Step 7: Identify which attributes need special
attention in the design, and take necessary steps to ensure both adequate statistical power and an unbiased sample.
|
|
(P) = plan example
(R) = report example
|
|
The goal of most evaluations is to be able to assess the effectiveness of an intervention within the
evaluation design, and then to have a reasonable degree of assurance that those results will
generalize outside the conditions present in the design. To achieve this goal, to the extent
possible, the sample should be proportionally representative of the population
(P).
To put this more
precisely, it should proportionally represent the attributes that could affect outcomes
(R). If your
population is 60% female and gender is considered an important attribute
(but you do not wish to draw separate conclusions about treatment for males and females separately), then your sample should also be 60% female. Lacking such a match, your evidence will be confounded by the bias that may result when certain values are over- or underrepresented and interactions are present. This bias will render your evaluation unable to determine whether a particular outcome is generalizable to the full population. For example, if the evaluation is done only for female students, who gain an average of 10 points from the intervention condition, then you are not able to conclude that a general implementation of the interventions to both male and female students would result in a gain of 10 points.

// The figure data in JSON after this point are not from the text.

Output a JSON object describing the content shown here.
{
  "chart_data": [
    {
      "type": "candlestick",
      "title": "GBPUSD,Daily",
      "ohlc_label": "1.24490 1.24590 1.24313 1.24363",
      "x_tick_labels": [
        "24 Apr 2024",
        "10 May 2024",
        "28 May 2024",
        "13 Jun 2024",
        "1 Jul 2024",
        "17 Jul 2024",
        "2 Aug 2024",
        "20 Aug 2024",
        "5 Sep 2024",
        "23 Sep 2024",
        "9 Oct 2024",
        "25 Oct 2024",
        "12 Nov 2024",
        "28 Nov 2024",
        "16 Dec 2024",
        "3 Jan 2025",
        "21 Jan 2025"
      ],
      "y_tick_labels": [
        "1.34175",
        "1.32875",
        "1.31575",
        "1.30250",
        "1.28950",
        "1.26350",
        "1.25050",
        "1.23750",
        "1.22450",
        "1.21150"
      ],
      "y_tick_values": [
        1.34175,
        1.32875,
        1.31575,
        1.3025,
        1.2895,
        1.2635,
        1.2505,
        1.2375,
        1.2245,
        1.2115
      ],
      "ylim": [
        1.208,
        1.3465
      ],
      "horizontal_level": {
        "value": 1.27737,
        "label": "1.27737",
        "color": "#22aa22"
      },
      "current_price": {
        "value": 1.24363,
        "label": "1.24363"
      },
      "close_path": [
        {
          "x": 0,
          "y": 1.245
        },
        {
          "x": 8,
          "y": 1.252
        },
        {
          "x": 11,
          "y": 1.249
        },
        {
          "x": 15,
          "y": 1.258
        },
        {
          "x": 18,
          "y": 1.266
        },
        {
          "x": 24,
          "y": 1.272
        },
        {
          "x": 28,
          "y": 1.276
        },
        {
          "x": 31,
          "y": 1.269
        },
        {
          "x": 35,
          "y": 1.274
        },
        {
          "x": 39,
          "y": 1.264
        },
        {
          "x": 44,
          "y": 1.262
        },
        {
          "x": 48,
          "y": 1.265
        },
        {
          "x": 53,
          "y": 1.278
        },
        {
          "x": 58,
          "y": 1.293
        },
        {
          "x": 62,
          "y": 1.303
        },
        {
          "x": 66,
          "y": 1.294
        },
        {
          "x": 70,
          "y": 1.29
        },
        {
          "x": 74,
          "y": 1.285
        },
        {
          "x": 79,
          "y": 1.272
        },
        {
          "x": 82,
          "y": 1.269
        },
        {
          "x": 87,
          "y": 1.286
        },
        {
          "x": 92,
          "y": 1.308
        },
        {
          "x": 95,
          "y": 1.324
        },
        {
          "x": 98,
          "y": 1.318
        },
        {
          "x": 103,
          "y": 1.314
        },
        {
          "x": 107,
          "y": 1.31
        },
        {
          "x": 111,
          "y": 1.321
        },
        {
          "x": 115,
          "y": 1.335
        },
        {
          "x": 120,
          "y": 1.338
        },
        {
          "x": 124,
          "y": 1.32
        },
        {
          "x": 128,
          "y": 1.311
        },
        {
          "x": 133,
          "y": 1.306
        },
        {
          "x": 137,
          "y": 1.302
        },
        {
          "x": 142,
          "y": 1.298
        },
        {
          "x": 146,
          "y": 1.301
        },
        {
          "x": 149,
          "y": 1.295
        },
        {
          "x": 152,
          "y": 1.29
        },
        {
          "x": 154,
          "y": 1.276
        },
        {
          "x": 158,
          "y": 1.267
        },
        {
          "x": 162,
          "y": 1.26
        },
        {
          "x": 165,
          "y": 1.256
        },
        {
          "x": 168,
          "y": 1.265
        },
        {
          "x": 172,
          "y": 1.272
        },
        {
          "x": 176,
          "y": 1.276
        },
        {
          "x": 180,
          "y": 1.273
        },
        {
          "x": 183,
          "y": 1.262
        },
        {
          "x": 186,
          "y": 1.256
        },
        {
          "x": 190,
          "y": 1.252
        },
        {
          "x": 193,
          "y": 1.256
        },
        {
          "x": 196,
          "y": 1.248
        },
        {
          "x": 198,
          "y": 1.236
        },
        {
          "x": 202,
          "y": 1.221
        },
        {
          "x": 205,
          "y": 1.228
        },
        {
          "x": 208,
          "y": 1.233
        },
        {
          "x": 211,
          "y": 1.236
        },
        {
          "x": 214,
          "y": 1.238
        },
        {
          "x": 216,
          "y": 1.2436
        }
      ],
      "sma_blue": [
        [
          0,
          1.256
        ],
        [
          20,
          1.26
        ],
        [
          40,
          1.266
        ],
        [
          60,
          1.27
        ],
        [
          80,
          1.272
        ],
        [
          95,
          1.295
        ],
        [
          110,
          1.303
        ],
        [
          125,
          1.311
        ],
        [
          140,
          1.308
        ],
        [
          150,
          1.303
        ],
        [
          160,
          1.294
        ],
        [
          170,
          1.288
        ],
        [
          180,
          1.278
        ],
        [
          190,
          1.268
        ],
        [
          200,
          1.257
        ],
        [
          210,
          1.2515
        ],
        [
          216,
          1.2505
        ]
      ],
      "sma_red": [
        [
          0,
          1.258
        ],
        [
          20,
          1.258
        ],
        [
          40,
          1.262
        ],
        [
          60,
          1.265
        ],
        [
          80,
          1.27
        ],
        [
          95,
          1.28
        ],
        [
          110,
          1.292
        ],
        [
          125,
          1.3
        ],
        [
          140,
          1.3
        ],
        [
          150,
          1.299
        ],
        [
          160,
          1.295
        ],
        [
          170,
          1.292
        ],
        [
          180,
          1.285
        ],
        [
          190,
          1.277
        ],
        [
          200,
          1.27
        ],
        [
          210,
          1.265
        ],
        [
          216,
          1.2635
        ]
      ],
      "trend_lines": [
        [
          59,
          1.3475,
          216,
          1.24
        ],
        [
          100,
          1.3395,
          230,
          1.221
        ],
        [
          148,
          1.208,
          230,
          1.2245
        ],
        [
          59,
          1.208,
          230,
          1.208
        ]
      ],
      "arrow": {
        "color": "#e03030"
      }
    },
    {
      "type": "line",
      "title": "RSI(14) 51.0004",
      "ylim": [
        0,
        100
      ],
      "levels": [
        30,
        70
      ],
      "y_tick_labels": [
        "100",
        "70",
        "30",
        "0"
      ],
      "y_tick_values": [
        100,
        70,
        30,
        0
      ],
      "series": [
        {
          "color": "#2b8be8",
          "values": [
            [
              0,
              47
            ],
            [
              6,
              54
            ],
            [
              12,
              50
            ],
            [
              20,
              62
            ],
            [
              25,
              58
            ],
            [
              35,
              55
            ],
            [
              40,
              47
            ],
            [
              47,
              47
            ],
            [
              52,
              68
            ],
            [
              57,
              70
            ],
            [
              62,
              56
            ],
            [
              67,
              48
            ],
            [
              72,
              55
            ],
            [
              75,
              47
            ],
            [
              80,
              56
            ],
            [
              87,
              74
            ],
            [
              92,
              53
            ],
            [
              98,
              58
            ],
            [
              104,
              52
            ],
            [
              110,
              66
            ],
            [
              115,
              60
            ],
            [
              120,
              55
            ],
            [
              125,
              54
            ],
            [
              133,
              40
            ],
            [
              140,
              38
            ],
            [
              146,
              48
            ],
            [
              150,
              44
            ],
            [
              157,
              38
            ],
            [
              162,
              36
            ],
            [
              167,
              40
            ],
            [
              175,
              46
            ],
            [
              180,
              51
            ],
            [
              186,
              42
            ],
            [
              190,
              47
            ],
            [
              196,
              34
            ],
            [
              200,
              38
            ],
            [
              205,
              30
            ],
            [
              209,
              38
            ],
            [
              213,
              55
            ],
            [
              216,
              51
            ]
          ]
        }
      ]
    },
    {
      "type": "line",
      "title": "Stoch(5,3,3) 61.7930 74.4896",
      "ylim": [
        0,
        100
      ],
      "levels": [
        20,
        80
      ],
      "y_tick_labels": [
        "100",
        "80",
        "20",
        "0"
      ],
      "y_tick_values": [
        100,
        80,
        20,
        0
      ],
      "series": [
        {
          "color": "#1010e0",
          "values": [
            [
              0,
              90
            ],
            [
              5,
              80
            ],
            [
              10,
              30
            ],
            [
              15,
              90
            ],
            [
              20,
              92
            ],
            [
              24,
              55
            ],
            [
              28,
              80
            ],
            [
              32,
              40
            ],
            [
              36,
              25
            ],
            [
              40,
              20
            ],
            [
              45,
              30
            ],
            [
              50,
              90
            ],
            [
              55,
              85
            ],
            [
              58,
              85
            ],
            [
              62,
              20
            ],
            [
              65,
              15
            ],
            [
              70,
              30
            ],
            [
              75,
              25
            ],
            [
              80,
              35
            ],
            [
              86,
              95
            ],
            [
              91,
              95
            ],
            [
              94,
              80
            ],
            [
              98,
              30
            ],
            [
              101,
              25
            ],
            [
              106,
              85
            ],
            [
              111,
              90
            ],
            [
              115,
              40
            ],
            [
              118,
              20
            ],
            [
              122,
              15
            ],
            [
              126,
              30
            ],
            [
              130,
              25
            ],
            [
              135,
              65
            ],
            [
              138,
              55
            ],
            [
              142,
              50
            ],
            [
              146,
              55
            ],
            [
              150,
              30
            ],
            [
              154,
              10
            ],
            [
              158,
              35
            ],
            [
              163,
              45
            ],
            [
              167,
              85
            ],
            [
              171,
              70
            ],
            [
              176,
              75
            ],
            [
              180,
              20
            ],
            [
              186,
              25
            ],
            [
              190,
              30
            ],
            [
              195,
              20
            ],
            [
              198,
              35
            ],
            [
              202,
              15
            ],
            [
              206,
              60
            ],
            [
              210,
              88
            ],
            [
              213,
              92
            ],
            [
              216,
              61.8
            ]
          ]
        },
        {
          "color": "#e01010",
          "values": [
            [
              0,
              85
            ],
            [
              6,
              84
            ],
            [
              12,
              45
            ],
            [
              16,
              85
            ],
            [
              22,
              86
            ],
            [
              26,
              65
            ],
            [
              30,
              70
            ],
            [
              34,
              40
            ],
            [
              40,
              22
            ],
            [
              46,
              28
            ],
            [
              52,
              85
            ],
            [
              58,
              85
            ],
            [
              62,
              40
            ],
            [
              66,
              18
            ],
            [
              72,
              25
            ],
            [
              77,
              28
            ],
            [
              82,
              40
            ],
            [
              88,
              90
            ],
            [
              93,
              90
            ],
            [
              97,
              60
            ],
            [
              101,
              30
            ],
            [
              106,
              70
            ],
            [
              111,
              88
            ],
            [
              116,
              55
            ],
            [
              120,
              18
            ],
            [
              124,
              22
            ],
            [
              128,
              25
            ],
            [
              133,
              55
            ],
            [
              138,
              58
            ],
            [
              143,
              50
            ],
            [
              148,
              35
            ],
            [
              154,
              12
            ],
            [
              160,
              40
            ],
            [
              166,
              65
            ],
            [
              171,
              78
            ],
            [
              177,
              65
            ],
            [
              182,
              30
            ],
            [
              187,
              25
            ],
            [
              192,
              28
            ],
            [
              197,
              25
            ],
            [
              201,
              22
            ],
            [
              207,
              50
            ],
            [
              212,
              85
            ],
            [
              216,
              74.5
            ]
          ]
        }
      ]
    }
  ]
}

Example of a biased sample
A teacher training project is aimed at getting teachers to adopt new instructional
methods and
the stakeholders want it to be effective for all teachers, regardless of how long they
have been
teaching. However, a questionnaire sent to training participants ends up getting
filled out only by
participants who have been teaching for 5 years or more, which happens to be less than
50% of the
population. Because of this bias, the evaluators' findings about the project's
effectiveness cannot
be generalized to the entire population. It would make it difficult for them to
interpret whether the
results of the evaluation would apply to teachers with fewer than 5 years
experience.
Simple Random Sampling
When units of a sample are drawn randomly from the population of interest, the
proportion of people belonging to various important subgroups will tend to be
similar to those in the population itself. For example, if a population of teachers
is 70% female, a random sampling of these teachers will tend to produce a sample that
is also 70% female. A key feature of simple random sampling is that all members of the
population are equally likely to be sampled.

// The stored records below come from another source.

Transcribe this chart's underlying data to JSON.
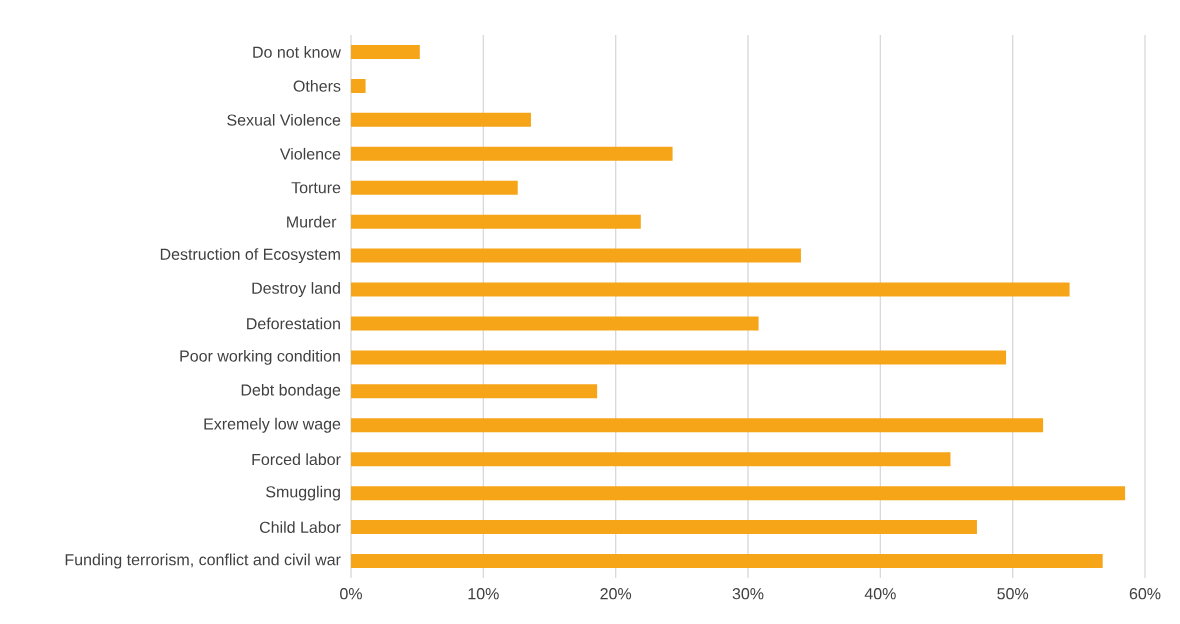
{
  "chart_data": {
    "type": "bar",
    "orientation": "horizontal",
    "categories": [
      "Do not know",
      "Others",
      "Sexual Violence",
      "Violence",
      "Torture",
      "Murder ",
      "Destruction of Ecosystem",
      "Destroy land",
      "Deforestation",
      "Poor working condition",
      "Debt bondage",
      "Exremely low wage",
      "Forced labor",
      "Smuggling",
      "Child Labor",
      "Funding terrorism, conflict and civil war"
    ],
    "values": [
      5.2,
      1.1,
      13.6,
      24.3,
      12.6,
      21.9,
      34.0,
      54.3,
      30.8,
      49.5,
      18.6,
      52.3,
      45.3,
      58.5,
      47.3,
      56.8
    ],
    "color": "#f5a517",
    "xlim": [
      0,
      60
    ],
    "xticks": [
      {
        "value": 0,
        "label": "0%"
      },
      {
        "value": 10,
        "label": "10%"
      },
      {
        "value": 20,
        "label": "20%"
      },
      {
        "value": 30,
        "label": "30%"
      },
      {
        "value": 40,
        "label": "40%"
      },
      {
        "value": 50,
        "label": "50%"
      },
      {
        "value": 60,
        "label": "60%"
      }
    ],
    "grid": "x"
  }
}
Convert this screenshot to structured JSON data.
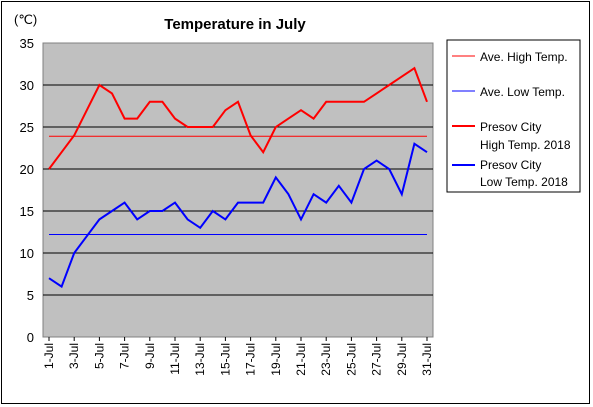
{
  "chart_data": {
    "type": "line",
    "title": "Temperature in July",
    "unit_label": "(℃)",
    "ylim": [
      0,
      35
    ],
    "yticks": [
      0,
      5,
      10,
      15,
      20,
      25,
      30,
      35
    ],
    "grid": true,
    "legend_position": "right",
    "x_tick_labels": [
      "1-Jul",
      "3-Jul",
      "5-Jul",
      "7-Jul",
      "9-Jul",
      "11-Jul",
      "13-Jul",
      "15-Jul",
      "17-Jul",
      "19-Jul",
      "21-Jul",
      "23-Jul",
      "25-Jul",
      "27-Jul",
      "29-Jul",
      "31-Jul"
    ],
    "x": [
      1,
      2,
      3,
      4,
      5,
      6,
      7,
      8,
      9,
      10,
      11,
      12,
      13,
      14,
      15,
      16,
      17,
      18,
      19,
      20,
      21,
      22,
      23,
      24,
      25,
      26,
      27,
      28,
      29,
      30,
      31
    ],
    "series": [
      {
        "name": "Ave. High Temp.",
        "color": "#ff0000",
        "thick": false,
        "values": [
          23.9,
          23.9,
          23.9,
          23.9,
          23.9,
          23.9,
          23.9,
          23.9,
          23.9,
          23.9,
          23.9,
          23.9,
          23.9,
          23.9,
          23.9,
          23.9,
          23.9,
          23.9,
          23.9,
          23.9,
          23.9,
          23.9,
          23.9,
          23.9,
          23.9,
          23.9,
          23.9,
          23.9,
          23.9,
          23.9,
          23.9
        ]
      },
      {
        "name": "Ave. Low Temp.",
        "color": "#0000ff",
        "thick": false,
        "values": [
          12.2,
          12.2,
          12.2,
          12.2,
          12.2,
          12.2,
          12.2,
          12.2,
          12.2,
          12.2,
          12.2,
          12.2,
          12.2,
          12.2,
          12.2,
          12.2,
          12.2,
          12.2,
          12.2,
          12.2,
          12.2,
          12.2,
          12.2,
          12.2,
          12.2,
          12.2,
          12.2,
          12.2,
          12.2,
          12.2,
          12.2
        ]
      },
      {
        "name": "Presov City High Temp. 2018",
        "legend_lines": [
          "Presov City",
          "High Temp. 2018"
        ],
        "color": "#ff0000",
        "thick": true,
        "values": [
          20,
          22,
          24,
          27,
          30,
          29,
          26,
          26,
          28,
          28,
          26,
          25,
          25,
          25,
          27,
          28,
          24,
          22,
          25,
          26,
          27,
          26,
          28,
          28,
          28,
          28,
          29,
          30,
          31,
          32,
          28
        ]
      },
      {
        "name": "Presov City Low Temp. 2018",
        "legend_lines": [
          "Presov City",
          "Low Temp. 2018"
        ],
        "color": "#0000ff",
        "thick": true,
        "values": [
          7,
          6,
          10,
          12,
          14,
          15,
          16,
          14,
          15,
          15,
          16,
          14,
          13,
          15,
          14,
          16,
          16,
          16,
          19,
          17,
          14,
          17,
          16,
          18,
          16,
          20,
          21,
          20,
          17,
          23,
          22
        ]
      }
    ]
  }
}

There are two common situations where simple random sampling alone may not be the most
efficient way to draw a sample. The first is when you have a relatively small sample size
and it is important to maintain a representative balance among subgroups. The second
case is when a subgroup is relatively rare, but you would like to provide reliable
statistics about that subgroup. In both cases the solution is to employ a form of
stratified random sampling.
Small samples and stratified sampling
The problem with small samples is that random fluctuations in a small number of units
can significantly distort the proportional representation of subgroups. For example, if
we were to repeatedly draw samples of 1,000 teachers from a population that is 70%
female, in 95% of the cases our sample would contain between 670 and 730 female
teachers, or 67% to 73% female representation. However, if we drew repeated samples of
only 10 teachers from the same population, in 95% of the cases our samples would
contain from 4 to 10 female teachers, for a 40% to 100% representation.
Stratified random sampling first defines subgroups (or strata) and the desired
proportion of representation. In the above example (drawing a sample of 10 teachers) if
we know that the overall proportion of female teachers in the population is 70%, we
would randomly draw exactly 7 teachers from a pool of candidate female teachers, and 3
teachers from a pool of candidate males. As long as each teacher is randomly
drawn from within a particular stratum (in this case, pools of male or female teachers),
the sample will be representative.
Under-represented subgroups and over-sampling
When studying subgroups with relatively sparse representation, simple random sampling
may not provide enough of the subgroup for calculating reliable statistics. For example,
Native American students represent approximately 1.5% of students nationwide. In a
national random sample of 1,000 students, on average only 15 would be expected to be
Native American. 15 students is a very small sample from which to generalize to the
Native American population at large.
A version of stratified random sampling known as over-sampling can accommodate this
problem. If we are interested in studying attributes of Native American students in
particular, we can conduct a power analysis to determine how many Native American
students we should sample. Assume, for example, we would need 100 Native American
students to have sufficient power for our design, and we have the budget to sample 1,000
students total. We would then sample 100 Native American students from the pool of
available Native Americans, and 900 students from the remainder of the population.
The resulting sample will not be proportionally representative of the population at
large, since our sample now has 10% Native American representation. We have in
fact over-sampled Native Americans in order to draw a large enough sample of this
subgroup. When we are studying attributes of Native Americans only, we conduct our
usual analyses on the subsample of 100. When studying the sample of students as a
whole, we have to apply sampling weights to the Native American and non-Native
American students in order to restore the proportional representation of each group.
A statistician can compute the appropriate sampling weights for your particular
circumstance, and indicate how these weights should be incorporated in statistical
analyses.
|